So lautete das Motto für den Kochkurs für Flüchtlinge aus dem Orient, einem Projekt des Landratsamtes Enzkreis, im Gemeindezentrum der Christlichen Gemeinschaft Ellmendingen.
Ziel dieses Kochkurses, der an vier Nachmittagen im Juni/Juli stattfand, war es, gemeinsam zu lernen, wie deutsches Essen zubereitet wird, wie man den Kindern morgens vor der Schule schnell ein gesundes Frühstück servieren kann, und wie man die Kinder mittags nach der Schule mit einer einfachen Mahlzeit wieder fit macht für den Nachmittag. Bei dieser Gelegenheit konnten die Teilnehmerinnen (es hatten sich ca. 15 Frauen aus dem Irak und Syrien angemeldet) auch ihre Deutschkenntnisse verbessern.
Die kulinarische Leitung des Kochkurses übernahmen zwei Ernährungsreferentinnen, die vom Amt für Landwirtschaft für dieses Projekt als Honorarkräfte gestellt wurden. Frau Gengenbach und Frau Finzel teilten sich die Verantwortung und leiteten die vier Nachmittage im Wechsel. Damit alle Mütter in Ruhe kochen konnten, wurden die zahlreichen Kinder parallel betreut.

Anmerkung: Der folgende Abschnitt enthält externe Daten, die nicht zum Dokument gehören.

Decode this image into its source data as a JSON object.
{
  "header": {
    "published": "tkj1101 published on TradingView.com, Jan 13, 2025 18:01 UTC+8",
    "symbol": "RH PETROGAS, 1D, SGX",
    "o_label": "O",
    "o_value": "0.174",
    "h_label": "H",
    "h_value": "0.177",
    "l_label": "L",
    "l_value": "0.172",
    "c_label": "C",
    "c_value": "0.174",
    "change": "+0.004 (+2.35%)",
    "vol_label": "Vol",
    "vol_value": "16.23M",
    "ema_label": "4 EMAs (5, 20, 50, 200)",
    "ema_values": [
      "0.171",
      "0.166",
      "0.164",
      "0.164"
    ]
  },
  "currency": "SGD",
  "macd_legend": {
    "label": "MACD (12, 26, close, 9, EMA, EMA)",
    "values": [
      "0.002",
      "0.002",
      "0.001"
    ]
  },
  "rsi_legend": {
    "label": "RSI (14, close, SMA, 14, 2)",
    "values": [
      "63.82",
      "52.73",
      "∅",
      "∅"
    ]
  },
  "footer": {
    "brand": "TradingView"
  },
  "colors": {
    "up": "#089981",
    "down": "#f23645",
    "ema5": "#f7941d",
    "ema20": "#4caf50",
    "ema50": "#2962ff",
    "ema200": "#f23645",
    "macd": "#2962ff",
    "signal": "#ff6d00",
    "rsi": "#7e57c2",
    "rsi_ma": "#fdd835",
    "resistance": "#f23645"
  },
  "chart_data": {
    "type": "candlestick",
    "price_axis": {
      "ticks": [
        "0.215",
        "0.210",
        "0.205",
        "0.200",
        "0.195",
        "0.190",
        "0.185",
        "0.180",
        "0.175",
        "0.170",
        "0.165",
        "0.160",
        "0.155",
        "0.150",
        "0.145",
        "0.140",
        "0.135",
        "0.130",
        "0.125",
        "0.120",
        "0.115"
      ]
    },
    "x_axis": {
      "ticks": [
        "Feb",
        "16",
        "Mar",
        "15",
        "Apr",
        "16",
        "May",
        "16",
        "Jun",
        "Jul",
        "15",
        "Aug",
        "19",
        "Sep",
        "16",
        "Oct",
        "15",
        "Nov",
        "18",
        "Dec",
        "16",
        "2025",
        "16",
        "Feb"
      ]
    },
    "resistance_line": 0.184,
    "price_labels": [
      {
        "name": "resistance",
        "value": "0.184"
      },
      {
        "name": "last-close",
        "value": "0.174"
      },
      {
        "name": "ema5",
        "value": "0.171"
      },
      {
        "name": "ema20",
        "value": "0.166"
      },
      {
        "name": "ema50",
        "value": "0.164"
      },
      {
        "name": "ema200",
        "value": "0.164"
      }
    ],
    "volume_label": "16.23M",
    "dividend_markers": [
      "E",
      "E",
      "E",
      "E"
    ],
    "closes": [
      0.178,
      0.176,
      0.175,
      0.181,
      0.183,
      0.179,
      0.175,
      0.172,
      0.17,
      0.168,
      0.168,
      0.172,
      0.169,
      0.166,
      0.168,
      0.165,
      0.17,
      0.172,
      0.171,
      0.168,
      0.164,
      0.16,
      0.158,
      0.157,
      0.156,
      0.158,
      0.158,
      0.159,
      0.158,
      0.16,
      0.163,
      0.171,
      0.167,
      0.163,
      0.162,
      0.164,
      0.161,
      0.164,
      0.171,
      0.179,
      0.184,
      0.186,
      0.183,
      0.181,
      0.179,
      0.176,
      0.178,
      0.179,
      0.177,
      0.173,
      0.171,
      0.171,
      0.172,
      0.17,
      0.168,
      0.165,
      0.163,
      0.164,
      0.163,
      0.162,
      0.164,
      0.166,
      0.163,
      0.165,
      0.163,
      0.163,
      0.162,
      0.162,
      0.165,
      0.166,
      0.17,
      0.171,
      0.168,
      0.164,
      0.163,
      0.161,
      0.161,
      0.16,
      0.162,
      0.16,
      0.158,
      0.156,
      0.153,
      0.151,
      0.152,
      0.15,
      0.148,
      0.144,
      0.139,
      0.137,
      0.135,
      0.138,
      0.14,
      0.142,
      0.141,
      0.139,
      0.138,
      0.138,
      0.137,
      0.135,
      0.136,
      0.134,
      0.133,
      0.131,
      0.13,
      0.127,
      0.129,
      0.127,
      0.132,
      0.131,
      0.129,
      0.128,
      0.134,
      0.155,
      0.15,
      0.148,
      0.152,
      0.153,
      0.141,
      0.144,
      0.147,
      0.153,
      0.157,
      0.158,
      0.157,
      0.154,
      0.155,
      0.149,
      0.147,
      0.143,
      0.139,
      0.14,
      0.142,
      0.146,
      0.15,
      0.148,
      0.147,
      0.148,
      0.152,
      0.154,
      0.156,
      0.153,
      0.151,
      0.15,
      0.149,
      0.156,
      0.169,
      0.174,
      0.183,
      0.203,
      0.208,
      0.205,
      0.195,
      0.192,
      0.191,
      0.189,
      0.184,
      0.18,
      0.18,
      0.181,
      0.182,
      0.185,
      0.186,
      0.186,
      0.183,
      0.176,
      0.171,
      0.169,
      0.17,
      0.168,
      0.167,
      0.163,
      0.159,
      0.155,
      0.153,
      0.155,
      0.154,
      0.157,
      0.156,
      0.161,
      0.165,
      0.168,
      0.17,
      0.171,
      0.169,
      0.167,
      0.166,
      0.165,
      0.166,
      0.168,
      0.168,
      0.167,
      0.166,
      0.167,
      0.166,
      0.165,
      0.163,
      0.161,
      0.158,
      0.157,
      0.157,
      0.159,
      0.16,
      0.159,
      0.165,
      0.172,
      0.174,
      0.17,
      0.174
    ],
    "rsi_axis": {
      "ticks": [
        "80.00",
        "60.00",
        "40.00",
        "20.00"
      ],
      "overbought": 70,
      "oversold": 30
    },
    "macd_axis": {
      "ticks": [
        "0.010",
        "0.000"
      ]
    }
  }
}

Am ersten Tag wurde nach einer Vorstellung sämtlicher Mitarbeiter, einer Kurzinformation über den Ablauf der Nachmittage und einem Rundgang durch die Küche mit der Zubereitung der ersten deutschen Mahlzeit begonnen. Es gab Frikadellen, dazu verschiedene Salate und Weißbrot. Wichtige Aspekte waren – wie an jedem Nachmittag – die Maßnahmen zur Hygiene und die Verwendung von Lebensmitteln aus der Region, ferner Besonderheiten, die beim Kochen in Großküchen zu berücksichtigen sind.
In jeder Einheit wurde das, was man gemeinsam gekocht hatte, auch gemeinsam gegessen. Damit es auch gelang und gut schmeckte, wurde immer Wert darauf gelegt, dass die Rezepte und die Zubereitungsmethoden von den Teilnehmerinnen, die ja noch mit der Sprachbarriere zu kämpfen haben, richtig verstanden wurden. Neben den Mengenangaben ist das Verständnis für kochtechnische Begriffe wie die Zeit zum Garen, Ober- und Unterhitze sowie Umluft wesentlich. Deshalb war es wichtig, dass sich die beiden Ernährungsreferentinnen klar und deutlich ausdrückten.
Nicht zu vergessen, der letzte Punkt der Tagesordnung nach dem Essen: Das Geschirr musste gespült und die Küche ordnungsgemäß gereinigt werden.
Dieser Kochkurs war zuvor in Ispringen erfolgreich durchgeführt worden. In Ellmendingen wurde das Projekt vom Arbeitskreis Flüchtlinge Keltern unterstützt.